ソーシャルゲーム「FGO」開発などの「ディライトワークス」が「ラブレター」などのボードゲームデザイナー「カナイセイジ」とのコラボでボードゲームを出すので内容を推測してみたよ記事(長い
NEWS : ゲームマーケット支援ツール「ゲームマーケットチェックするやーつ」を作りました。
もい!
当サイトはボードゲームレビュー・コラム・ニュースのちゃんぽんサイトなので、スマートフォンとかパソコンとか、ましてやソーシャルゲームの話題などを出すこともないだろうなーふんふん、とか思っておりました。が、状況が最近変わってきました。PCゲーム原作のボードゲームが発売され、海外ではアニメやアメコミを原作としたボードゲームがバシバシと出て、日本発のゲームが逆にデジタルゲーム化などなど。アナログとデジタルがどんどん近くなってきた印象です。

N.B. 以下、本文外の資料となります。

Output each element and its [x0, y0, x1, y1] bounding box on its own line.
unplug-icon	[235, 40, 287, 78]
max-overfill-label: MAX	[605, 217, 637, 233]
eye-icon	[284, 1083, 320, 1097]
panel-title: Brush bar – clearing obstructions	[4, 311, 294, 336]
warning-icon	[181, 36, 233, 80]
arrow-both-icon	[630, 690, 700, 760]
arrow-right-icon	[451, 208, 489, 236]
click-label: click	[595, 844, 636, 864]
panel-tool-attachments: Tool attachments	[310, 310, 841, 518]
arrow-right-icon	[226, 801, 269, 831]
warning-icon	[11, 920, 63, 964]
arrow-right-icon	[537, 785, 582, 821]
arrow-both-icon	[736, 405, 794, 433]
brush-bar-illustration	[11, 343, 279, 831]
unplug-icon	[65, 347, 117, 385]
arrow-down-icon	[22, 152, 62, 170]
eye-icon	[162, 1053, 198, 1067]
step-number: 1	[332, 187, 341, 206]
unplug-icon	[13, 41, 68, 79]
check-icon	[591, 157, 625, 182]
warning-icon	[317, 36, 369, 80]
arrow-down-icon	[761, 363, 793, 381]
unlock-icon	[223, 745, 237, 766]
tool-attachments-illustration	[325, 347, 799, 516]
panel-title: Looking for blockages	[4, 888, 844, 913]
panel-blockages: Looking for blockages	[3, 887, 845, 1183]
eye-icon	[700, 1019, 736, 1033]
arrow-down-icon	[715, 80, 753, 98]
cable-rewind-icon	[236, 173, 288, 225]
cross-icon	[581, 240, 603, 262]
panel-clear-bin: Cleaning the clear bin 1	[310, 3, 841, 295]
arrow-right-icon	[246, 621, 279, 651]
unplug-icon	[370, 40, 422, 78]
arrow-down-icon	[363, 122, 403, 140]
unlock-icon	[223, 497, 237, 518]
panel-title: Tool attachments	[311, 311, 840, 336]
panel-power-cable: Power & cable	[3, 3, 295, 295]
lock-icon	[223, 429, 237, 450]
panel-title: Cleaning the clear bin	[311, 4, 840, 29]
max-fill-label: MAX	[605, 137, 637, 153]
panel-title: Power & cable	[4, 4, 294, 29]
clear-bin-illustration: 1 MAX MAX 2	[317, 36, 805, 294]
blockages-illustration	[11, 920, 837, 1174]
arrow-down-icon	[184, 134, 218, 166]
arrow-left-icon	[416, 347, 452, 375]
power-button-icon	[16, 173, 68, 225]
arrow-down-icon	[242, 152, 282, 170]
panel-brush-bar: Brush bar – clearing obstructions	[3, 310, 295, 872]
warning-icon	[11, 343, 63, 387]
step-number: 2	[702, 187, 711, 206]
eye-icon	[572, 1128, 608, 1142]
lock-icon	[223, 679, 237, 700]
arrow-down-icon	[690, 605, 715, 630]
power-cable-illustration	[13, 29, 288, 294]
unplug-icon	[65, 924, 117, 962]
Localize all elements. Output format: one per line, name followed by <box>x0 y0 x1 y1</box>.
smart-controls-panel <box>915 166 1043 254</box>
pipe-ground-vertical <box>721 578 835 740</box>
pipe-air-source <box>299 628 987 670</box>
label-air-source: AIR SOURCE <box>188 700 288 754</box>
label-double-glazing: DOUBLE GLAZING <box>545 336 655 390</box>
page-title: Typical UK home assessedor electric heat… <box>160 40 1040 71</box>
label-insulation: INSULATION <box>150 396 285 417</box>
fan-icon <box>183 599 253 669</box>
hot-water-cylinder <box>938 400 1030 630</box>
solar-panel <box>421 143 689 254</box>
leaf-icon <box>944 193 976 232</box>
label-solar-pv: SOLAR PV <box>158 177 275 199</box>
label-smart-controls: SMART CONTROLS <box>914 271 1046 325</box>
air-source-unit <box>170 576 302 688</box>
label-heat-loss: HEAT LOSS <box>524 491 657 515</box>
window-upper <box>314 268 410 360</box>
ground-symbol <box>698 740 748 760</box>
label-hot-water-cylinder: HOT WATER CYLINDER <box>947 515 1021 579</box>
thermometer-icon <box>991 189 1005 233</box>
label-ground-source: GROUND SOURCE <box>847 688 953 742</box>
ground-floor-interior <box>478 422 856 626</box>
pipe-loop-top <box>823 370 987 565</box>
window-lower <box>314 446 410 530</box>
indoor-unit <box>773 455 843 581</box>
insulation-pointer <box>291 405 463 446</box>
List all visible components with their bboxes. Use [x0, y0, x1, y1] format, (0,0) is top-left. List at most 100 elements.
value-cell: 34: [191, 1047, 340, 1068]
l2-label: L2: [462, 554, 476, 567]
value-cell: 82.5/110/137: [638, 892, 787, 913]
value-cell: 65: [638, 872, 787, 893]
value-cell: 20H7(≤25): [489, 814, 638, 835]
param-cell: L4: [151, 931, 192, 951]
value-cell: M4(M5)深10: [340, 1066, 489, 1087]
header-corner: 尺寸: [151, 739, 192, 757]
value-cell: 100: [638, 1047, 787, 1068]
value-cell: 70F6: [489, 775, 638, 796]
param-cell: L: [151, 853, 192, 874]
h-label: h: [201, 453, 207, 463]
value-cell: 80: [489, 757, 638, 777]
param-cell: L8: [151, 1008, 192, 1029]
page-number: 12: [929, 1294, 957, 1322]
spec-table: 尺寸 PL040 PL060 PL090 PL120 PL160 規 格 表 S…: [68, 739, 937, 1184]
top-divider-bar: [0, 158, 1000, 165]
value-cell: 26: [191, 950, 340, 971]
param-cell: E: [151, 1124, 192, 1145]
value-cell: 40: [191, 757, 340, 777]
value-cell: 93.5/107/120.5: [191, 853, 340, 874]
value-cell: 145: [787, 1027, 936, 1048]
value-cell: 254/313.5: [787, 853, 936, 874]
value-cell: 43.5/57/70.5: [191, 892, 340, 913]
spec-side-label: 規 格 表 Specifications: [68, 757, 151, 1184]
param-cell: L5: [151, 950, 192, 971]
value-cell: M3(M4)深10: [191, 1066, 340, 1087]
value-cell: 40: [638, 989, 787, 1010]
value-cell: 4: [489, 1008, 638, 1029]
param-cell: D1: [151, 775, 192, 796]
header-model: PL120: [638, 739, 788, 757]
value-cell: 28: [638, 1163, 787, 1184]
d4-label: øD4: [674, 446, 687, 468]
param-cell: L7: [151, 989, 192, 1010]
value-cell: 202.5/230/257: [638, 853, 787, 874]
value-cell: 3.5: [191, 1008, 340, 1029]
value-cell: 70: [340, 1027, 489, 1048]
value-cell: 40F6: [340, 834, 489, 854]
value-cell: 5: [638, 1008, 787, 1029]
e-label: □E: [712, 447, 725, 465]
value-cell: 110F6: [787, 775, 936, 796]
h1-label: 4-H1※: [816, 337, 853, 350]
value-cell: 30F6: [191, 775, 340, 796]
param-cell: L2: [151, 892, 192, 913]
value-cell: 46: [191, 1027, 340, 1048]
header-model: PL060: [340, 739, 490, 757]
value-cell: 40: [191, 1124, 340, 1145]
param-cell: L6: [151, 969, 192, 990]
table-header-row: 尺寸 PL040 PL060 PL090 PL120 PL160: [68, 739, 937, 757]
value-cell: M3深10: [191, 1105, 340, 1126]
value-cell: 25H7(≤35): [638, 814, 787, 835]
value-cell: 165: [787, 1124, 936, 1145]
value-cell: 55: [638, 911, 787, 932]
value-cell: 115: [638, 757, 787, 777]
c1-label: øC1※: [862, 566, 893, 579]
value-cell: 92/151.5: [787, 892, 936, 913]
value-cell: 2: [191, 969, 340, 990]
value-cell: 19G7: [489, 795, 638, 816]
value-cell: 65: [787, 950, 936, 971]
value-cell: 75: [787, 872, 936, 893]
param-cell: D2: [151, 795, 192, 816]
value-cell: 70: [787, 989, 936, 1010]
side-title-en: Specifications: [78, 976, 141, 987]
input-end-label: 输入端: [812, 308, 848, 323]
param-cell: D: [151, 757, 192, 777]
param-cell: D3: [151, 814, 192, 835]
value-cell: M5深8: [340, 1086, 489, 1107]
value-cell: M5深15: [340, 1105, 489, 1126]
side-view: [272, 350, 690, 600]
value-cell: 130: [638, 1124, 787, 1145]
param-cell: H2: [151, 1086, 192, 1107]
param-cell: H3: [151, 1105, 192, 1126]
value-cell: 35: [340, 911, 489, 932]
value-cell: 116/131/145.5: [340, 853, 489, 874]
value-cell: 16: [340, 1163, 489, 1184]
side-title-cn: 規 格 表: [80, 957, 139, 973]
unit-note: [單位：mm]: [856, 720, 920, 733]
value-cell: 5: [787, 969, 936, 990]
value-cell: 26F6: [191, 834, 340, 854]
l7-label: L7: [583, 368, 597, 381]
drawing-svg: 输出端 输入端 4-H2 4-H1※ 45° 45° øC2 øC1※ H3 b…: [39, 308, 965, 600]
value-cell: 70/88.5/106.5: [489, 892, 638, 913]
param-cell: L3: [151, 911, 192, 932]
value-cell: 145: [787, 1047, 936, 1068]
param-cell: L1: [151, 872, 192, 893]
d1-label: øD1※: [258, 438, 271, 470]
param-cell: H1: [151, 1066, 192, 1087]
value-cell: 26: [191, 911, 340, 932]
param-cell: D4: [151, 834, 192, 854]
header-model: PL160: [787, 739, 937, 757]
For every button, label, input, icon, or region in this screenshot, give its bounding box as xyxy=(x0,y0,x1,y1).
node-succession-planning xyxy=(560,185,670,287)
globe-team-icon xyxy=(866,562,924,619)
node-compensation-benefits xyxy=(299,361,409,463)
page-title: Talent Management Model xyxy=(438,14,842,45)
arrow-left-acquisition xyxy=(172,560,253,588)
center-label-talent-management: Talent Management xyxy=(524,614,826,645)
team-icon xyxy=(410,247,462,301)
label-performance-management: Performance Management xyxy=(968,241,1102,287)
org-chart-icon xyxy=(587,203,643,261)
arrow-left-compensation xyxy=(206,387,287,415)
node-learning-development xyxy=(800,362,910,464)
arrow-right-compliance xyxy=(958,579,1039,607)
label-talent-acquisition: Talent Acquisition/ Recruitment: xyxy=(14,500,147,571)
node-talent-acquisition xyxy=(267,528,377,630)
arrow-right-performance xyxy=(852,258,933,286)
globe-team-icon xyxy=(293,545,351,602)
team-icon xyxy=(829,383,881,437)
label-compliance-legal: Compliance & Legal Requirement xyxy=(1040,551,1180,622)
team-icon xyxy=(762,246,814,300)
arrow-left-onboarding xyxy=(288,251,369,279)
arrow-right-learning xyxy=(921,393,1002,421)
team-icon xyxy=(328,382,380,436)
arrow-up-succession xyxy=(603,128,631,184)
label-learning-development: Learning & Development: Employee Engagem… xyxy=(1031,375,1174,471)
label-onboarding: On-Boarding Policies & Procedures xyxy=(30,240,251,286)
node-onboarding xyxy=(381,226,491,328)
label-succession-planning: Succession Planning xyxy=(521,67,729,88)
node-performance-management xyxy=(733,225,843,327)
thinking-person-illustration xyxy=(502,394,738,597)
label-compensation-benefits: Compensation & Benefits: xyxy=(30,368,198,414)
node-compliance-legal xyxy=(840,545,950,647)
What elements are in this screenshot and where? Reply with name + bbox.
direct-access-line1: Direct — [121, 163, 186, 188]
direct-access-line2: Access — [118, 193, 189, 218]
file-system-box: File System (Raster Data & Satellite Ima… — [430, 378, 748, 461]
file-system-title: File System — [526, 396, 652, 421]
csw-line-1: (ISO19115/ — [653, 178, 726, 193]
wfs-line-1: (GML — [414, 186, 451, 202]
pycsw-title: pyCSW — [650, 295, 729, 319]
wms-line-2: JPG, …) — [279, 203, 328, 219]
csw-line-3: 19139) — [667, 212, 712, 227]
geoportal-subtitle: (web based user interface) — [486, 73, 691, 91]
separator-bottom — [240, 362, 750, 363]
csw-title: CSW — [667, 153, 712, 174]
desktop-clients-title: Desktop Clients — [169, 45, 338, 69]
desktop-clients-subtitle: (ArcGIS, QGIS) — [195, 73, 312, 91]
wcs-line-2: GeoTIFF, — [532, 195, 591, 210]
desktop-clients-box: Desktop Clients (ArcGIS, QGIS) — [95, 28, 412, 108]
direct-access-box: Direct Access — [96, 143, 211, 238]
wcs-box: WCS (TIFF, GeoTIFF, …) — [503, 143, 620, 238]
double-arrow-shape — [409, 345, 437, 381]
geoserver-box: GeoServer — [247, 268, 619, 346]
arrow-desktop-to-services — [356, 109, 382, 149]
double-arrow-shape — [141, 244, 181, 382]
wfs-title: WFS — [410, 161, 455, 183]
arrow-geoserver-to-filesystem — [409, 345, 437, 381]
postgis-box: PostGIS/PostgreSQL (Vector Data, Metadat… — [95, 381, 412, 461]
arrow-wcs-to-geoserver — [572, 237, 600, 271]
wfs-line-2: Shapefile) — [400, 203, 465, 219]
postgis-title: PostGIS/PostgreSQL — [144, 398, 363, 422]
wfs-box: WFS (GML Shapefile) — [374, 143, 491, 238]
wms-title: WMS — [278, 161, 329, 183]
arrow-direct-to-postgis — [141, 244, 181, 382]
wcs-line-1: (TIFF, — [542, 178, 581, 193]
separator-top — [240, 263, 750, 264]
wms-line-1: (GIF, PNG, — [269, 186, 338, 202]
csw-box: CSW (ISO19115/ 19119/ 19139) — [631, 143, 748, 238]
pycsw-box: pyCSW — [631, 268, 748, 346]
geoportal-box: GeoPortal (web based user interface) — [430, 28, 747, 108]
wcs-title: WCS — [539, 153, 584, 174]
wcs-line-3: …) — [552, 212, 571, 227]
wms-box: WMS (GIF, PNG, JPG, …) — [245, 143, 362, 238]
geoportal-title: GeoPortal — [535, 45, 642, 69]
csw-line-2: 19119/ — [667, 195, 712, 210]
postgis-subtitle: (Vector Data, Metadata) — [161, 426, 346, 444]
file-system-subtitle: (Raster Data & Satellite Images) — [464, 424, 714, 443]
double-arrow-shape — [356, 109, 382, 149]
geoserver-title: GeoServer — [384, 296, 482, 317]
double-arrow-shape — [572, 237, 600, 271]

そして今回、デジタルゲームファン、アナログゲームファンどちらにも衝撃的なニュースが飛び込んできましたよ。ソーシャルゲーム「Fate/Grand Order」の開発で知られる「ディライトワークス」さんと、カードゲーム「ラブレター」などで知られる「カナイセイジ」さんがコラボしてボードゲームを出すというのです。
カナイセイジ×ディライトワークス・オリジナルボードゲーム2作品の詳細発表
それぞれの作品は、全国のボードゲーマーたちの集まるイベント、「ゲームマーケット2018年秋」にて出展され、いち早くゲットできるかもしれないチャンスがあるようです!
『ゲームマーケット』公式サイト | 国内最大規模のアナログゲーム・ テーブルゲーム・ボードゲーム イベント
Fate/Grand Orderって何
とはいえ、まずは紹介でしょう。「Fate/Grand Order」って何、というアナログゲームファンも多いでしょう。デジタルゲーム、特にソシャゲファンからしたら、「おいおいまじかよ、今までどこでなにをしていたんだ? ノースダコタにでも潜んでいたのか? こいつにとっておきのうどんを食わせておきな!!」と思うかもしれません。けれどもグッドスレイブたるもの、新たなスレイブを引き込めるチャンスです。ここは軽く紹介し、楽しい「Fate/Grand Order」に興味を持ってもらうことも大切だと思うんだワン。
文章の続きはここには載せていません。